After cleaning and imputation, there were 8365 individuals with genome-wide data. We excluded data from 4734 individuals, who had missing measures of either height or lung function at age 15 years, which resulted in a final analysis sample of 3631. The characteristics of the individuals are described in Table II. Table III shows that the individuals' actual height at age 15 years was strongly associated with 9 of the 17 covariates (p < 0.05). Taller individuals were more likely to be from a higher-income household, have more educated parents and grandparents, have been breast-fed, and have an older mother. In contrast, there was little evidence of associations between the allele scores and the covariates (Table IV). Assuming no associations between the nongenetic covariates (153 possible pairwise correlations), we would expect to detect eight associations at the 5% significance level, two at the 1% significance level, and less than one at the 0.01% significance level. We detected 82 (54%), 70 (46%), and 54 (35%) associations at the 5%, 1%, and 0.01% significance level, respectively. For the 3240 genetic pairwise associations with the nongenetic covariates, we would expect to detect 162, 32, and less than one association at the 5%, 1%, and 0.01% significance level, respectively. We detected 166, 35, and no associations, respectively. This is consistent with the previous studies [8,55].

Table II

Baseline characteristics of included ALSPAC participants.

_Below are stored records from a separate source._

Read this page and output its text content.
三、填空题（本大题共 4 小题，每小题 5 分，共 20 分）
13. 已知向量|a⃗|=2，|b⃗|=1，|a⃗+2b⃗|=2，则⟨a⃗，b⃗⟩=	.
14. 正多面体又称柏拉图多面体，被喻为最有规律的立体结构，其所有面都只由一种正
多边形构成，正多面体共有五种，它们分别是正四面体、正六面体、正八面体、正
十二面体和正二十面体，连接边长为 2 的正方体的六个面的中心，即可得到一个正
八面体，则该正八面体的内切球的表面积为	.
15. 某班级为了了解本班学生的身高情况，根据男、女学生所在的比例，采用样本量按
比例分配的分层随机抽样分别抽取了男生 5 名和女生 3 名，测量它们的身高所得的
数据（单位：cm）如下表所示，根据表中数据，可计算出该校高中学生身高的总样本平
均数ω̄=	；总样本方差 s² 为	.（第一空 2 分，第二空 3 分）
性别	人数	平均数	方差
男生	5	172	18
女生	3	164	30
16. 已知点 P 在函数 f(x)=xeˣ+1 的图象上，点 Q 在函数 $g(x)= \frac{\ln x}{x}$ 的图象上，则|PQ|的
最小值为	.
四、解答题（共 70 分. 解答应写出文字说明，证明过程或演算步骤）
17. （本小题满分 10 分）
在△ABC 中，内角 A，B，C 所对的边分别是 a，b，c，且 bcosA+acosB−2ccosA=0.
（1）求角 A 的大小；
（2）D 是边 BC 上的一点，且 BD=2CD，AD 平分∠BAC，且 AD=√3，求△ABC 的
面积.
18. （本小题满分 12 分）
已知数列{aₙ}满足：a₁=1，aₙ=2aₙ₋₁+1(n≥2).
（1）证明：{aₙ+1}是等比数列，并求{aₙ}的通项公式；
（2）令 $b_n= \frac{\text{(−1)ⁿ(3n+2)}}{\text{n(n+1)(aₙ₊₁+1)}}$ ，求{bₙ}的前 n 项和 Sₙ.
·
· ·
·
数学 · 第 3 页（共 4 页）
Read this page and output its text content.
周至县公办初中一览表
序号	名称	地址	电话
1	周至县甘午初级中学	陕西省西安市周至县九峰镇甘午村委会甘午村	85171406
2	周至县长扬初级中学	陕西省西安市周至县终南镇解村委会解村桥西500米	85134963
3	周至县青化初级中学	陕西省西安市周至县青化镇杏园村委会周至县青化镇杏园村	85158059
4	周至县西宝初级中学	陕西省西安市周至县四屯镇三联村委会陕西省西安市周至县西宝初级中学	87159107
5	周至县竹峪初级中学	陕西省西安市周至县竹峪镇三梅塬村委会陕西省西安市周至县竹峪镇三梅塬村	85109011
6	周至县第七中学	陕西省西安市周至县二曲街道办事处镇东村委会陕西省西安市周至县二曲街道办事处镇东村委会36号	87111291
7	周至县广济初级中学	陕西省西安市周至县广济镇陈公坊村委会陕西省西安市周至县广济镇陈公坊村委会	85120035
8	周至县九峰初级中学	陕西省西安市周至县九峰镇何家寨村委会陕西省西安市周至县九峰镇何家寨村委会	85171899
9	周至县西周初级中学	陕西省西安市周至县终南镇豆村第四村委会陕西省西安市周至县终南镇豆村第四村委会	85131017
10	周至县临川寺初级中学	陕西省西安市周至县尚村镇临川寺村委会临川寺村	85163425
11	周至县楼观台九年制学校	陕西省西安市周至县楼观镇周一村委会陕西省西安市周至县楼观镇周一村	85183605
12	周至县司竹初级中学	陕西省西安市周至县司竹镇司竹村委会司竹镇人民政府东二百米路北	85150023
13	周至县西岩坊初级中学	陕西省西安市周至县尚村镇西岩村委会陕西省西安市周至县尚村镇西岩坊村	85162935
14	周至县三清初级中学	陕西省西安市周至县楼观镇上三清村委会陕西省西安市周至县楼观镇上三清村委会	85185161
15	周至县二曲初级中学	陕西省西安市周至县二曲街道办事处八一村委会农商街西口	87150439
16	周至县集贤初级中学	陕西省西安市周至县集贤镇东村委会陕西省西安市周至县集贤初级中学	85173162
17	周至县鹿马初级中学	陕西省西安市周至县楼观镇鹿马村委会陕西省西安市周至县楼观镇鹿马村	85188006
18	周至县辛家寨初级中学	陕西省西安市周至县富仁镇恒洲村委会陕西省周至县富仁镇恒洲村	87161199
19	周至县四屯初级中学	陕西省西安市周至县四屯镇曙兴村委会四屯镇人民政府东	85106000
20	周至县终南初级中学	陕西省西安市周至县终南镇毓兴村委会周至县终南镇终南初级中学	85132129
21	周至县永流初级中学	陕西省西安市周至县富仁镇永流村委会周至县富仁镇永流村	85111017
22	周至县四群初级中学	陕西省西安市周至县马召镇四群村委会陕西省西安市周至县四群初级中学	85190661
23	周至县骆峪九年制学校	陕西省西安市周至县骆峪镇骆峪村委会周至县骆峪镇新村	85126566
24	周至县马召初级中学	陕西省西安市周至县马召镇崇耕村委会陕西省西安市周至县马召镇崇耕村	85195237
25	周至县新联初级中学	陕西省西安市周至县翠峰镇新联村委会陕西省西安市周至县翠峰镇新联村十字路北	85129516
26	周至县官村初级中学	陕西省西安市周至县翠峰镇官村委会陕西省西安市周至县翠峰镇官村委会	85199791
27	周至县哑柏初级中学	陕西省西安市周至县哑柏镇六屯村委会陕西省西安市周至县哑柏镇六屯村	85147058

	Mean	Standard deviation	N
Height at age 15 years (in cm)	169.35	8.42	3631
Male	0.48	0.50	3631
Age in months at Teen Focus 3 Clinic	185.31	3.58	3631
Birth weight (g)	3444	525	3435
No. of older siblings in household	1.02	0.99	3319
No. of younger siblings in household	0.92	0.95	3319
Ln(income)	5.74	0.46	3141
Mother's education	3.39	1.18	3391
Father's education	3.39	1.37	3320
Mothers' mother's education	2.35	1.33	2627
Mothers' father's education	2.57	1.46	2471
Child not ever raised by natural father	0.11	0.32	3314
Father's social class at birth	2.78	1.27	3146
Mother works part time	0.43	0.50	3113
Mother works full time	0.09	0.28	3113
Partner works full time	0.93	0.25	1608
Mother drank during pregnancy	0.57	0.50	3419
Mother smoked during pregnancy	0.15	0.36	3418
Ever breast-fed	0.86	0.34	3226
Mother's age	29.82	4.51	3495
Participant had tried tobacco at age 8 years	0.02	0.15	3133

Table III

Association of height at age 15 years with baseline characteristics.

	Actual height
	N	Coef	p-value
Age in months at Teen Focus 3 Clinic	3631	0.14	0.02
Male	3631	0.29	<0.001
Older siblings in household	3321	0.00	0.98
Younger siblings in household	3321	0.02	0.30
Ln(income)	3141	0.02	0.03
Mother's education	3391	0.06	0.002
Father's education	3320	0.08	0.001
Mothers' mother's education	2627	0.06	0.02
Mothers' father's education	2471	0.06	0.05
Child not ever raised by natural father	3314	0.00	0.62
Father's social class at birth	3146	−0.04	0.07
Mother works part time	3113	0.00	0.72
Mother works full time	3113	0.01	0.07
Partner works full time	1608	0.00	0.57
Mother drank during pregnancy	3419	0.00	0.85
Mother smoked during pregnancy	3418	−0.01	0.08
Ever breast-fed	3226	0.02	<0.001
Mother's age	3495	0.27	<0.001
Participant had tried tobacco at age 8 years	3133	0.01	0.03

Coef, coefficient from a robust ordinary least squares regression of covariate on normalized height.

Table IV

Association of variants and allele scores with covariates.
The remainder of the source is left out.